Надобно было и доброму Никите по своему сроку оставить нас, месяца два не дожив года, и домашнею причиною разстроиться нашей партии. В Деньгах мы жили временно, частию потому, что в деревне на Згари собственно производились внове постройка и обзаведение дому, частию но завещанию бабки моей по матери. [...] Деревня Згарская от Денег только в 8, и от Золотоноши в 7 вёрстах. Новый дом в ней поставлен на выгнутой горе, усеянной мелкими разных цветов камешками, к западу над рекою и луговою далью, на юг примыкая к лесу с видом через пруд на другую по реке гору.
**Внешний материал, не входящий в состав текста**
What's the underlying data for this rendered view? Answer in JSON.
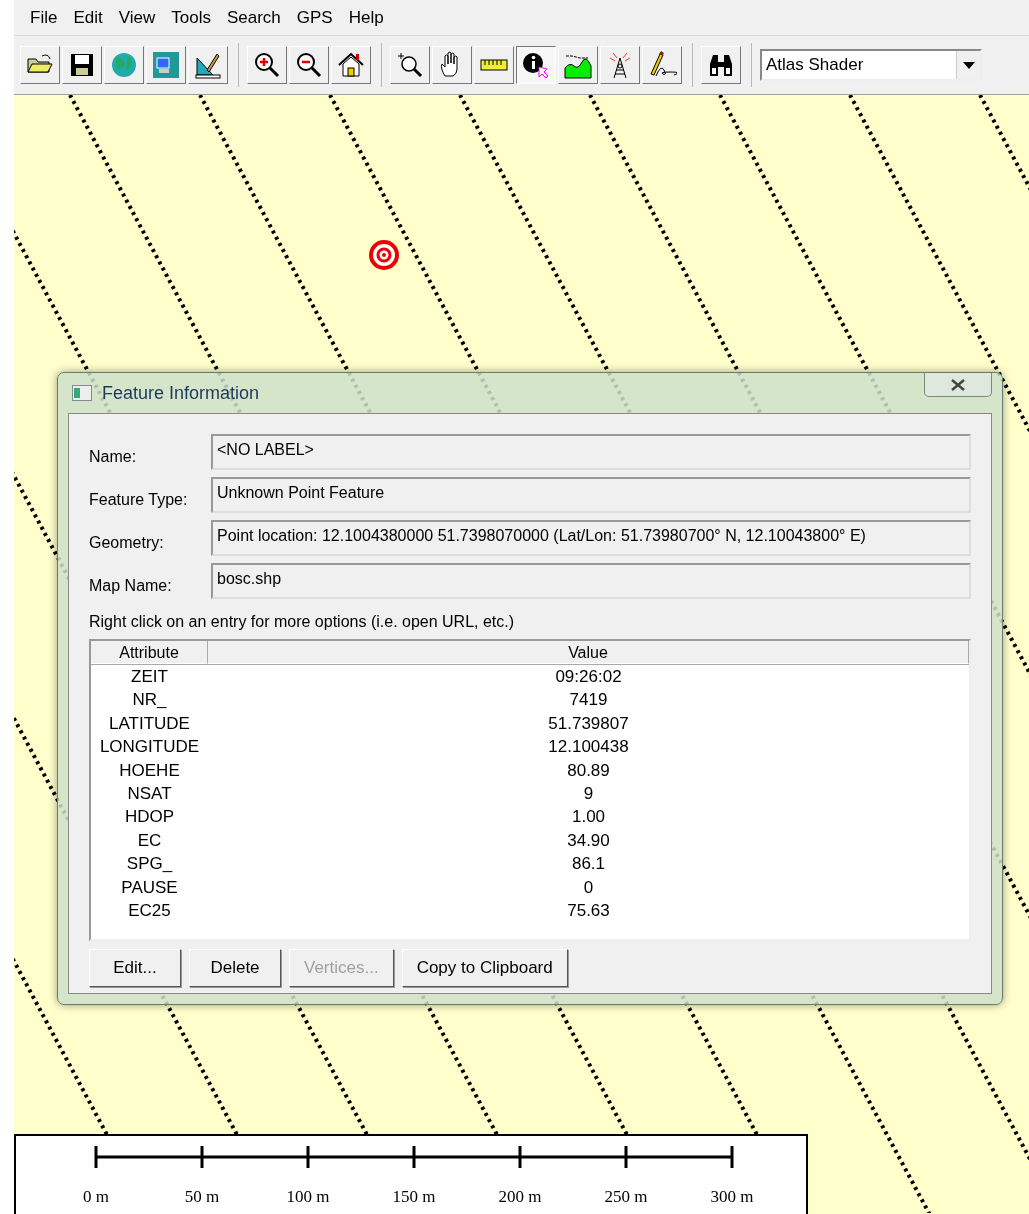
{
  "menu": [
    "File",
    "Edit",
    "View",
    "Tools",
    "Search",
    "GPS",
    "Help"
  ],
  "toolbar": {
    "groups": [
      [
        {
          "selected": false
        },
        {
          "selected": false
        },
        {
          "selected": false
        },
        {
          "selected": false
        },
        {
          "selected": false
        }
      ],
      [
        {
          "selected": false
        },
        {
          "selected": false
        },
        {
          "selected": false
        }
      ],
      [
        {
          "selected": false
        },
        {
          "selected": false
        },
        {
          "selected": false
        },
        {
          "selected": true
        },
        {
          "selected": false
        },
        {
          "selected": false
        },
        {
          "selected": false
        }
      ],
      [
        {
          "selected": false
        }
      ]
    ],
    "shader": "Atlas Shader"
  },
  "dialog": {
    "title": "Feature Information",
    "fields": [
      {
        "label": "Name:",
        "value": "<NO LABEL>"
      },
      {
        "label": "Feature Type:",
        "value": "Unknown Point Feature"
      },
      {
        "label": "Geometry:",
        "value": "Point location: 12.1004380000 51.7398070000 (Lat/Lon: 51.73980700° N, 12.10043800° E)"
      },
      {
        "label": "Map Name:",
        "value": "bosc.shp"
      }
    ],
    "hint": "Right click on an entry for more options (i.e. open URL, etc.)",
    "table": {
      "columns": [
        "Attribute",
        "Value"
      ],
      "rows": [
        [
          "ZEIT",
          "09:26:02"
        ],
        [
          "NR_",
          "7419"
        ],
        [
          "LATITUDE",
          "51.739807"
        ],
        [
          "LONGITUDE",
          "12.100438"
        ],
        [
          "HOEHE",
          "80.89"
        ],
        [
          "NSAT",
          "9"
        ],
        [
          "HDOP",
          "1.00"
        ],
        [
          "EC",
          "34.90"
        ],
        [
          "SPG_",
          "86.1"
        ],
        [
          "PAUSE",
          "0"
        ],
        [
          "EC25",
          "75.63"
        ]
      ]
    },
    "buttons": [
      {
        "label": "Edit...",
        "disabled": false
      },
      {
        "label": "Delete",
        "disabled": false
      },
      {
        "label": "Vertices...",
        "disabled": true
      },
      {
        "label": "Copy to Clipboard",
        "disabled": false
      }
    ]
  },
  "scale_bar": {
    "labels": [
      "0 m",
      "50 m",
      "100 m",
      "150 m",
      "200 m",
      "250 m",
      "300 m"
    ]
  }
}
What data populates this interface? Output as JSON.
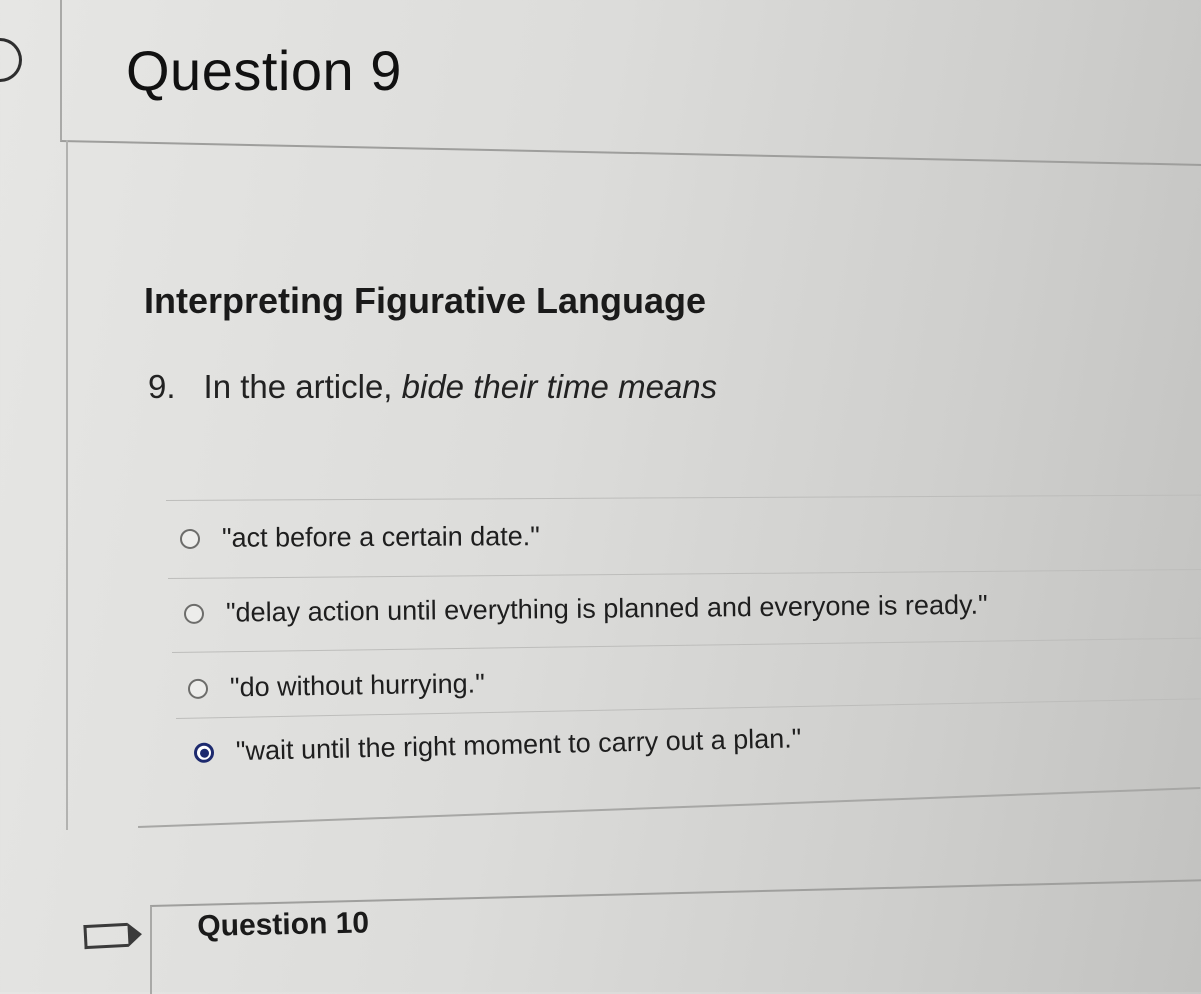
{
  "question9": {
    "title": "Question 9",
    "section_title": "Interpreting Figurative Language",
    "question_number": "9.",
    "question_prefix": "In the article, ",
    "question_emphasis": "bide their time means",
    "answers": [
      {
        "label": "\"act before a certain date.\"",
        "selected": false
      },
      {
        "label": "\"delay action until everything is planned and everyone is ready.\"",
        "selected": false
      },
      {
        "label": "\"do without hurrying.\"",
        "selected": false
      },
      {
        "label": "\"wait until the right moment to carry out a plan.\"",
        "selected": true
      }
    ]
  },
  "question10": {
    "title": "Question 10"
  },
  "colors": {
    "selected_radio": "#1d2a6e"
  },
  "icons": {
    "question9_flag": "flag-icon",
    "question10_flag": "flag-icon"
  }
}
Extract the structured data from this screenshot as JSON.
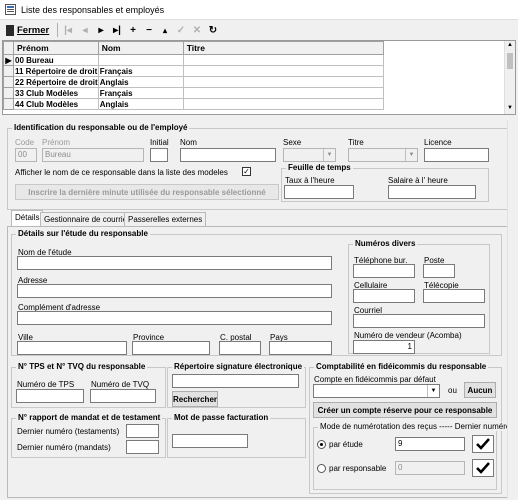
{
  "window": {
    "title": "Liste des responsables et employés"
  },
  "toolbar": {
    "close_label": "Fermer"
  },
  "grid": {
    "columns": [
      "Prénom",
      "Nom",
      "Titre"
    ],
    "rows": [
      {
        "prenom": "00 Bureau",
        "nom": "",
        "titre": ""
      },
      {
        "prenom": "11 Répertoire de droit",
        "nom": "Français",
        "titre": ""
      },
      {
        "prenom": "22 Répertoire de droit",
        "nom": "Anglais",
        "titre": ""
      },
      {
        "prenom": "33 Club Modèles",
        "nom": "Français",
        "titre": ""
      },
      {
        "prenom": "44 Club Modèles",
        "nom": "Anglais",
        "titre": ""
      }
    ]
  },
  "ident": {
    "title": "Identification du responsable ou de l'employé",
    "code_label": "Code",
    "code_value": "00",
    "prenom_label": "Prénom",
    "prenom_value": "Bureau",
    "initial_label": "Initial",
    "nom_label": "Nom",
    "sexe_label": "Sexe",
    "titre_label": "Titre",
    "licence_label": "Licence",
    "show_name_label": "Afficher le nom de ce responsable dans la liste des modeles",
    "insert_minute_label": "Inscrire la dernière minute utilisée du responsable sélectionné",
    "timesheet_title": "Feuille de temps",
    "hourly_rate_label": "Taux à l'heure",
    "hourly_salary_label": "Salaire à l' heure"
  },
  "tabs": [
    "Détails",
    "Gestionnaire de courriels",
    "Passerelles externes"
  ],
  "etude": {
    "title": "Détails sur l'étude du responsable",
    "nom_label": "Nom de l'étude",
    "adresse_label": "Adresse",
    "complement_label": "Complément d'adresse",
    "ville_label": "Ville",
    "province_label": "Province",
    "cpostal_label": "C. postal",
    "pays_label": "Pays"
  },
  "numeros": {
    "title": "Numéros divers",
    "tel_label": "Téléphone bur.",
    "poste_label": "Poste",
    "cell_label": "Cellulaire",
    "fax_label": "Télécopie",
    "email_label": "Courriel",
    "vendor_label": "Numéro de vendeur (Acomba)",
    "vendor_value": "1"
  },
  "tps": {
    "title": "N° TPS et N° TVQ du responsable",
    "tps_label": "Numéro de TPS",
    "tvq_label": "Numéro de TVQ"
  },
  "signature": {
    "title": "Répertoire signature électronique",
    "search_label": "Rechercher"
  },
  "fidei": {
    "title": "Comptabilité en fidéicommis du responsable",
    "default_label": "Compte en fidéicommis par défaut",
    "or_label": "ou",
    "none_label": "Aucun",
    "create_label": "Créer un compte réserve pour ce responsable",
    "numbering_title": "Mode de numérotation des reçus ----- Dernier numéro",
    "par_etude_label": "par étude",
    "par_etude_value": "9",
    "par_resp_label": "par responsable",
    "par_resp_value": "0"
  },
  "mandat": {
    "title": "N° rapport de mandat et de testament",
    "last_test_label": "Dernier numéro (testaments)",
    "last_mandat_label": "Dernier numéro (mandats)"
  },
  "password": {
    "title": "Mot de passe facturation"
  }
}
Всё устройство дому совершалось попечением дяди Ивана Н. Он остался жить с нами и по частым отлучкам отца принял на себя весь хозяйственный порядок. На лето избрал себе и своему столярству, по прежней охоте, пребывание в пасеке, и пасека, по его усмотрению, перенесена в другой угол лесу, ближе к дому и полям. В ней водружён им кленовый чистой его работы крест. При ней устроен разделённый надвое просторный шалаш. Туда летом я приходил к нему учиться чтению и письму. В письме прописью моею были руки его именные и праздничные Тропари и Кондаки[475], а к ним и азбука латинская. Тогда же было довольно места и досуга развернуться моим детским забавам, играм, беганью, купанью и крикам для эхо, править конями взапуски на длинных хмелиных жилах, и вдруг по Латинской Геллертовой грамматике[476] вычитывать и пророчить бабам всякий вздор, о чём хотели; любимым было и лазить на казистые дубы или самую запутанную грушу по лесу, не за гнёздами (нет, я гонял всякого мальчика, у которого видел птичку в руках), но из одного удовольствия трудностей и высоты. [...]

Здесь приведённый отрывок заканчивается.